Wednesday, November 19, 2008

The return of the home game!

After 6 months of absence, last night saw the return of our homegame! Nothing like playing micro-stakes poker live with a bunch of people who don't really care about anything except than trying to have a good time while playing cards.

That game has always been -EV money wise (lol at spending 15$ in beer and winning 10$ at poker) but so much +EV fun wise!

I guess if anything, my poker goal when it comes to the home game is to spread the love of poker. I want people to have a good time (and of course, I'd rather they have a good time while sending their chips my way!) and discover the subtelties that make poker such a great game. I am by no means an expert, but I definitly know tons more than our average homegame player so I offered to make small "strategy segments" in our home game where I will share what knowledge I can. (starting by teaching Alex not to go all-in vs me... like... ever).

Anybody has an idea of what aspect of the game I should bring up to a mostly noobish crowd, just leave a suggestion in the comments section please.

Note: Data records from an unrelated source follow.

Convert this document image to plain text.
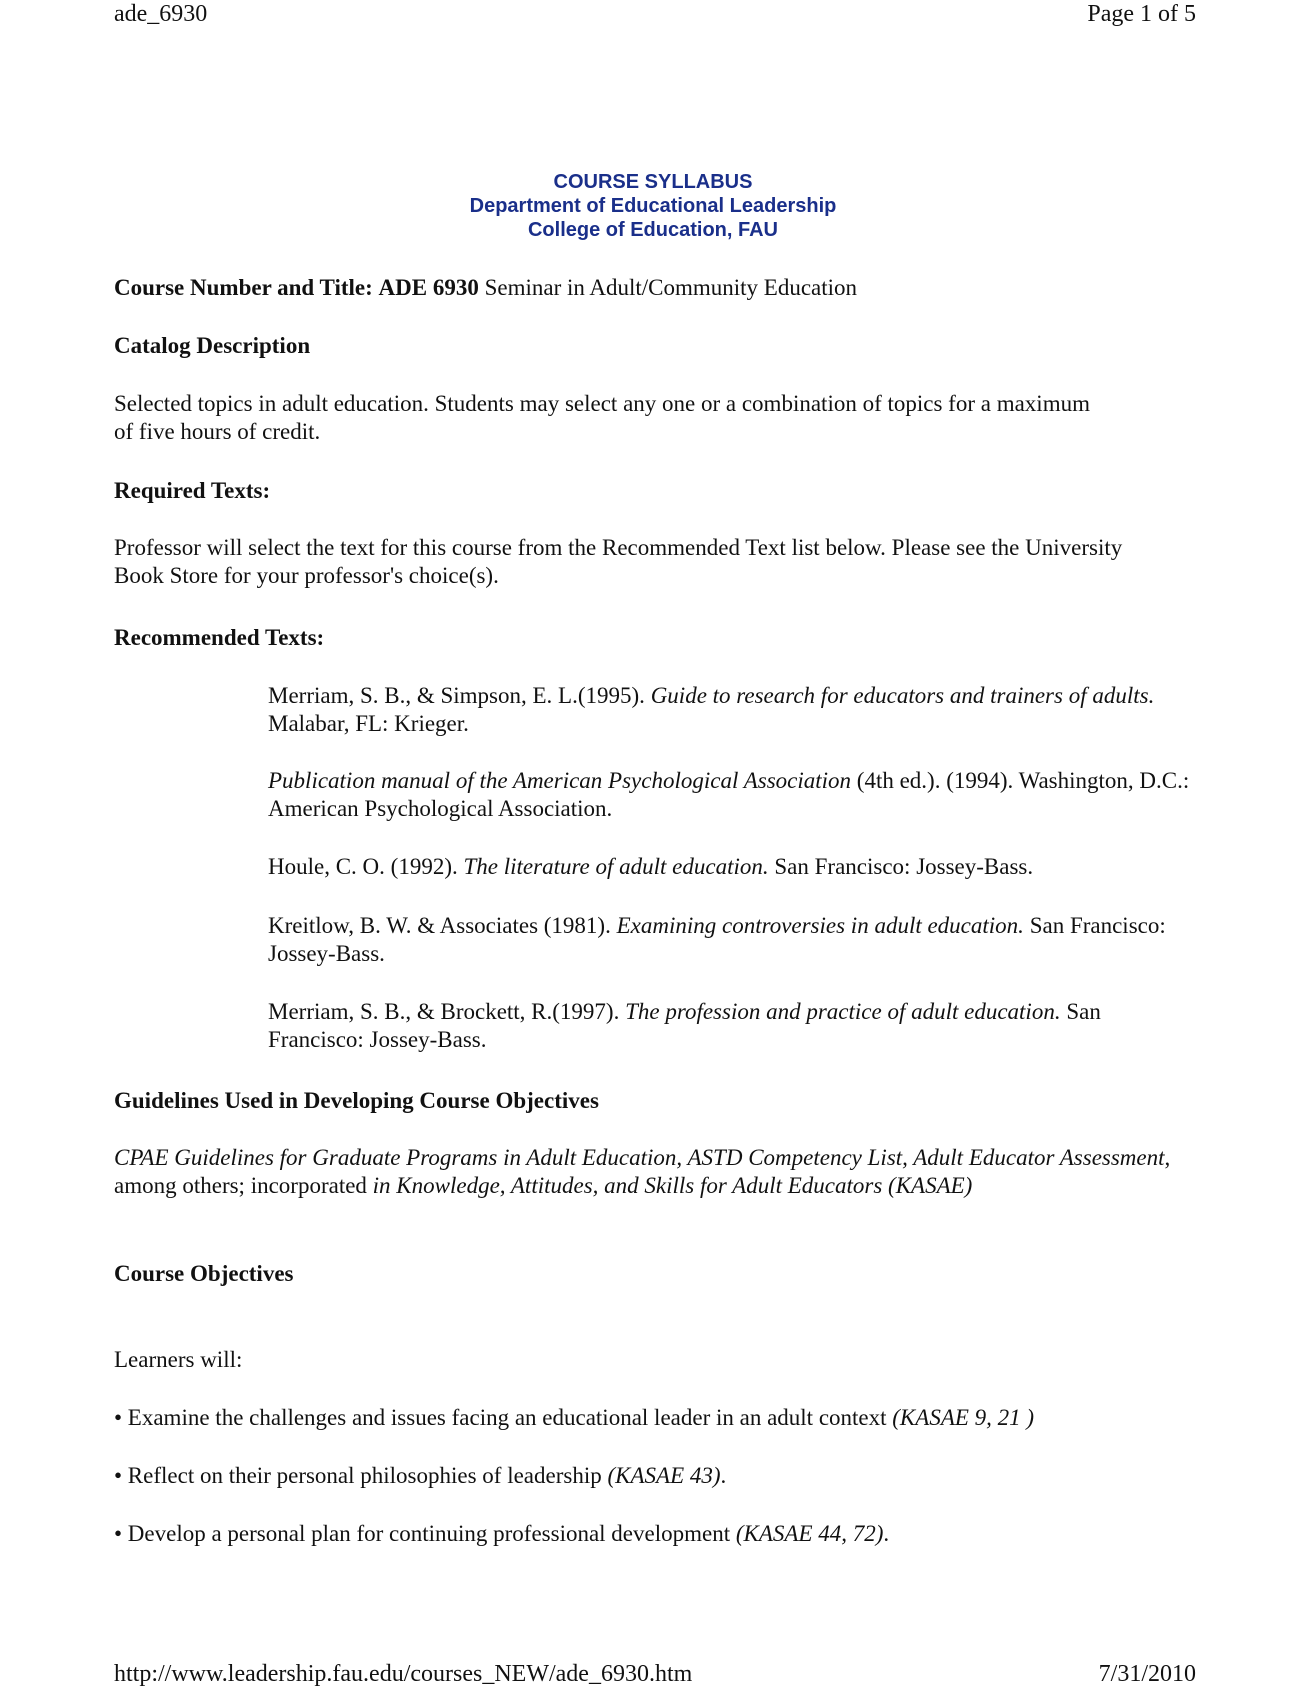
ade_6930	Page 1 of 5
COURSE SYLLABUS
Department of Educational Leadership
College of Education, FAU
Course Number and Title: ADE 6930 Seminar in Adult/Community Education
Catalog Description
Selected topics in adult education. Students may select any one or a combination of topics for a maximum of five hours of credit.
Required Texts:
Professor will select the text for this course from the Recommended Text list below. Please see the University Book Store for your professor's choice(s).
Recommended Texts:
Merriam, S. B., & Simpson, E. L.(1995). Guide to research for educators and trainers of adults. Malabar, FL: Krieger.
Publication manual of the American Psychological Association (4th ed.). (1994). Washington, D.C.: American Psychological Association.
Houle, C. O. (1992). The literature of adult education. San Francisco: Jossey-Bass.
Kreitlow, B. W. & Associates (1981). Examining controversies in adult education. San Francisco: Jossey-Bass.
Merriam, S. B., & Brockett, R.(1997). The profession and practice of adult education. San Francisco: Jossey-Bass.
Guidelines Used in Developing Course Objectives
CPAE Guidelines for Graduate Programs in Adult Education, ASTD Competency List, Adult Educator Assessment, among others; incorporated in Knowledge, Attitudes, and Skills for Adult Educators (KASAE)
Course Objectives
Learners will:
• Examine the challenges and issues facing an educational leader in an adult context (KASAE 9, 21 )
• Reflect on their personal philosophies of leadership (KASAE 43).
• Develop a personal plan for continuing professional development (KASAE 44, 72).
http://www.leadership.fau.edu/courses_NEW/ade_6930.htm	7/31/2010
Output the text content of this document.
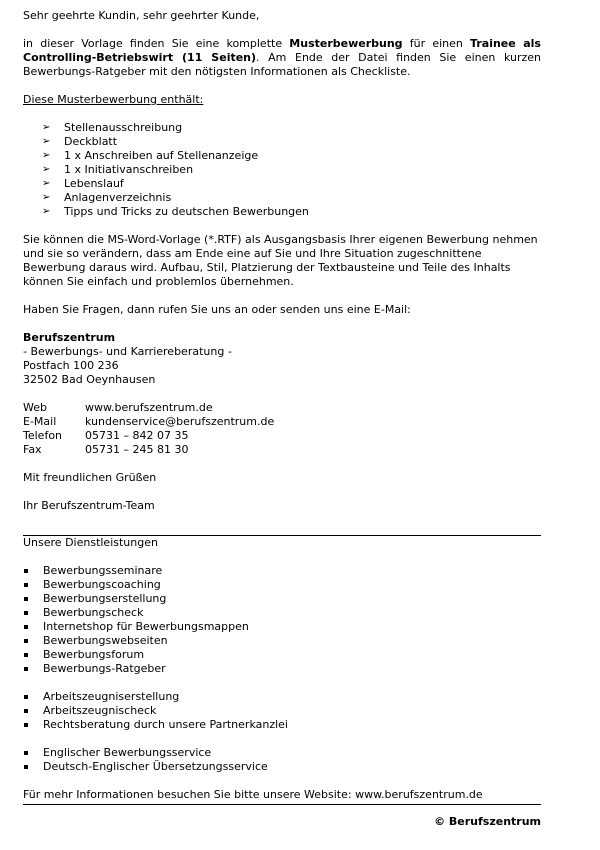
Sehr geehrte Kundin, sehr geehrter Kunde,

in dieser Vorlage finden Sie eine komplette Musterbewerbung für einen Trainee als Controlling-Betriebswirt (11 Seiten). Am Ende der Datei finden Sie einen kurzen Bewerbungs-Ratgeber mit den nötigsten Informationen als Checkliste.

Diese Musterbewerbung enthält:

➢ Stellenausschreibung
➢ Deckblatt
➢ 1 x Anschreiben auf Stellenanzeige
➢ 1 x Initiativanschreiben
➢ Lebenslauf
➢ Anlagenverzeichnis
➢ Tipps und Tricks zu deutschen Bewerbungen

Sie können die MS-Word-Vorlage (*.RTF) als Ausgangsbasis Ihrer eigenen Bewerbung nehmen und sie so verändern, dass am Ende eine auf Sie und Ihre Situation zugeschnittene Bewerbung daraus wird. Aufbau, Stil, Platzierung der Textbausteine und Teile des Inhalts können Sie einfach und problemlos übernehmen.

Haben Sie Fragen, dann rufen Sie uns an oder senden uns eine E-Mail:

Berufszentrum

- Bewerbungs- und Karriereberatung -

Postfach 100 236

32502 Bad Oeynhausen

Web	www.berufszentrum.de
E-Mail	kundenservice@berufszentrum.de
Telefon	05731 – 842 07 35
Fax	05731 – 245 81 30

Mit freundlichen Grüßen

Ihr Berufszentrum-Team

Unsere Dienstleistungen

Bewerbungsseminare
Bewerbungscoaching
Bewerbungserstellung
Bewerbungscheck
Internetshop für Bewerbungsmappen
Bewerbungswebseiten
Bewerbungsforum
Bewerbungs-Ratgeber
Arbeitszeugniserstellung
Arbeitszeugnischeck
Rechtsberatung durch unsere Partnerkanzlei
Englischer Bewerbungsservice
Deutsch-Englischer Übersetzungsservice

Für mehr Informationen besuchen Sie bitte unsere Website: www.berufszentrum.de

© Berufszentrum
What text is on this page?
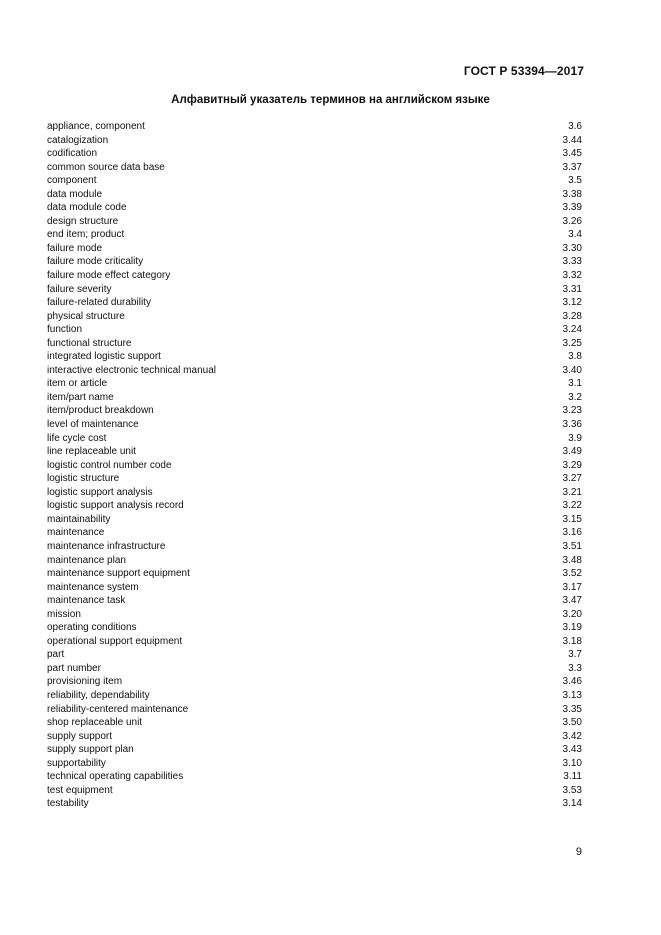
ГОСТ Р 53394—2017
Алфавитный указатель терминов на английском языке
appliance, component	3.6
catalogization	3.44
codification	3.45
common source data base	3.37
component	3.5
data module	3.38
data module code	3.39
design structure	3.26
end item; product	3.4
failure mode	3.30
failure mode criticality	3.33
failure mode effect category	3.32
failure severity	3.31
failure-related durability	3.12
physical structure	3.28
function	3.24
functional structure	3.25
integrated logistic support	3.8
interactive electronic technical manual	3.40
item or article	3.1
item/part name	3.2
item/product breakdown	3.23
level of maintenance	3.36
life cycle cost	3.9
line replaceable unit	3.49
logistic control number code	3.29
logistic structure	3.27
logistic support analysis	3.21
logistic support analysis record	3.22
maintainability	3.15
maintenance	3.16
maintenance infrastructure	3.51
maintenance plan	3.48
maintenance support equipment	3.52
maintenance system	3.17
maintenance task	3.47
mission	3.20
operating conditions	3.19
operational support equipment	3.18
part	3.7
part number	3.3
provisioning item	3.46
reliability, dependability	3.13
reliability-centered maintenance	3.35
shop replaceable unit	3.50
supply support	3.42
supply support plan	3.43
supportability	3.10
technical operating capabilities	3.11
test equipment	3.53
testability	3.14
9
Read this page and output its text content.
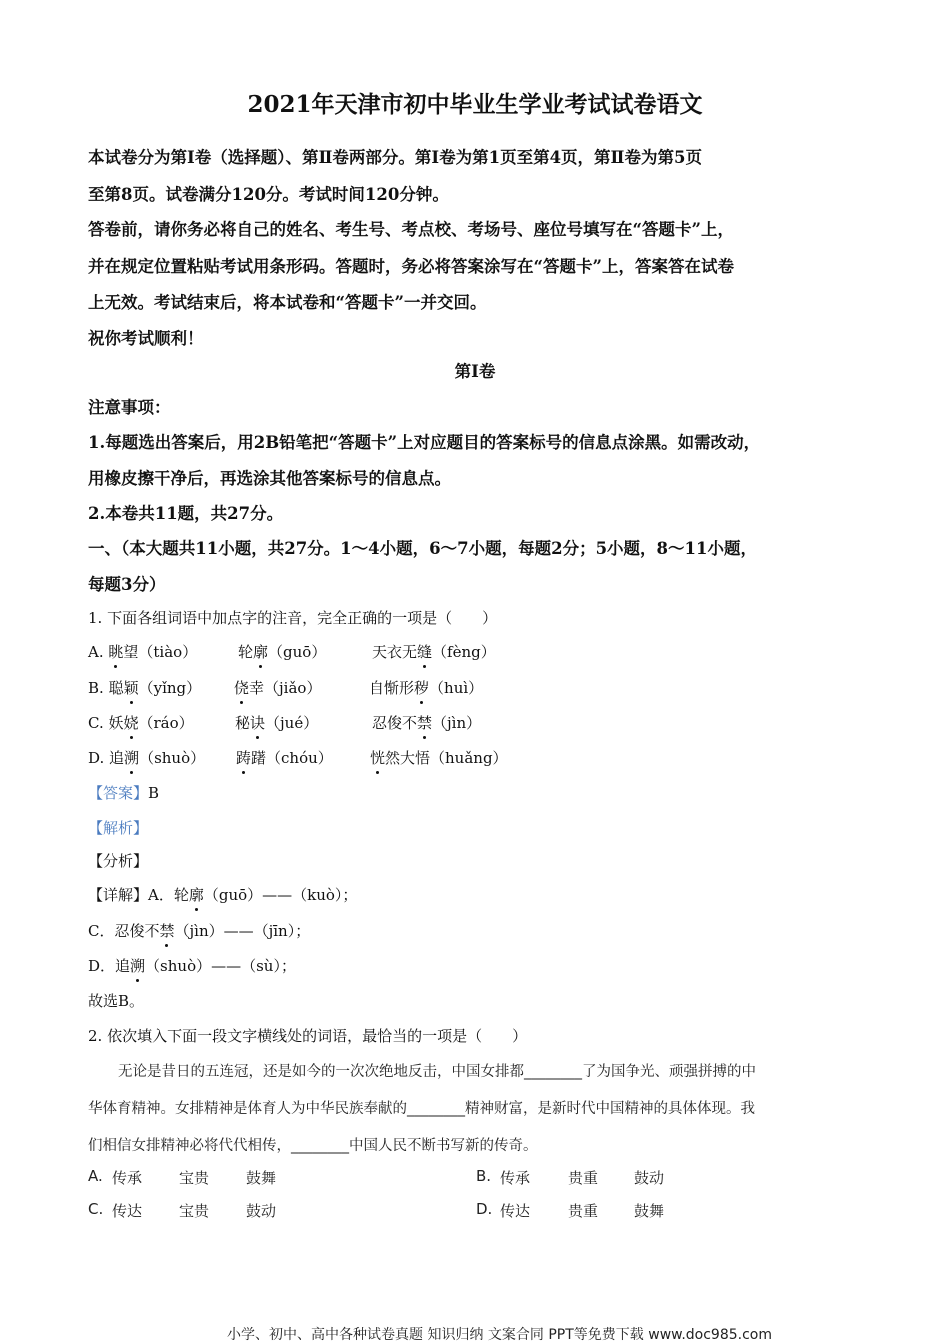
2021年天津市初中毕业生学业考试试卷语文
本试卷分为第Ⅰ卷（选择题）、第Ⅱ卷两部分。第Ⅰ卷为第1页至第4页，第Ⅱ卷为第5页
至第8页。试卷满分120分。考试时间120分钟。
答卷前，请你务必将自己的姓名、考生号、考点校、考场号、座位号填写在“答题卡”上，
并在规定位置粘贴考试用条形码。答题时，务必将答案涂写在“答题卡”上，答案答在试卷
上无效。考试结束后，将本试卷和“答题卡”一并交回。
祝你考试顺利！
第Ⅰ卷
注意事项：
1.每题选出答案后，用2B铅笔把“答题卡”上对应题目的答案标号的信息点涂黑。如需改动，
用橡皮擦干净后，再选涂其他答案标号的信息点。
2.本卷共11题，共27分。
一、（本大题共11小题，共27分。1～4小题，6～7小题，每题2分；5小题，8～11小题，
每题3分）
1. 下面各组词语中加点字的注音，完全正确的一项是（　　）
A. 眺望（tiào）	轮廓（guō）	天衣无缝（fèng）
B. 聪颖（yǐng） 侥幸（jiǎo）	自惭形秽（huì）
C. 妖娆（ráo）	秘诀（jué）	忍俊不禁（jìn）
D. 追溯（shuò） 踌躇（chóu） 恍然大悟（huǎng）
【答案】B
【解析】
【分析】
【详解】A．轮廓（guō）——（kuò）；
C．忍俊不禁（jìn）——（jīn）；
D．追溯（shuò）——（sù）；
故选B。
2. 依次填入下面一段文字横线处的词语，最恰当的一项是（　　）
无论是昔日的五连冠，还是如今的一次次绝地反击，中国女排都________了为国争光、顽强拼搏的中
华体育精神。女排精神是体育人为中华民族奉献的________精神财富，是新时代中国精神的具体体现。我
们相信女排精神必将代代相传，________中国人民不断书写新的传奇。
A. 传承 宝贵 鼓舞	B. 传承	贵重 鼓动
C. 传达 宝贵 鼓动	D. 传达	贵重 鼓舞
小学、初中、高中各种试卷真题 知识归纳 文案合同 PPT等免费下载 www.doc985.com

On a sad note though, a nice streak was broken last night. As far as I can remember, it's the first time the Montreal Canadiens lost a game while we were playing poker at my place... must be the new condo!

3 comments:

Unknown said...

Mark my words: I.Will.Felt.You.Again. Someday.
rofl

Yup first Habs loss when there's a homegame... As long as we don't go the exact opposite of last year, they should be fine though (*fingers crossed-knock on wood-utter quick prayer-etc.*) :D.

The Eureka Kid said...

Blog looks good! Wanna trade links with me? Let me know at eurekakid.com

TiocfaidhArLa said...

Aggression and bluffing are all part of the fun of a low stakes home game, so no advice needed there.

Playing fewer hands is the hardest (boring) part. So best help is to get them used to starting hand rankings. Raising with high pocket Pairs and Broadways is easy and limping with small to medium pocket pairs, suited connectors and Ax/Kxs is a good guideline.

No one is going to follow it as they'll soon realise that it is too predictable a formula and not fun. When they lose a hand they'll at least be able to trace it back most times to poor preflop hand selection. Those that transition to TAG sooner will get the results that will shift the game to something more akin to online.

Ultimately, online can be serious and home games should be fun - always +EV.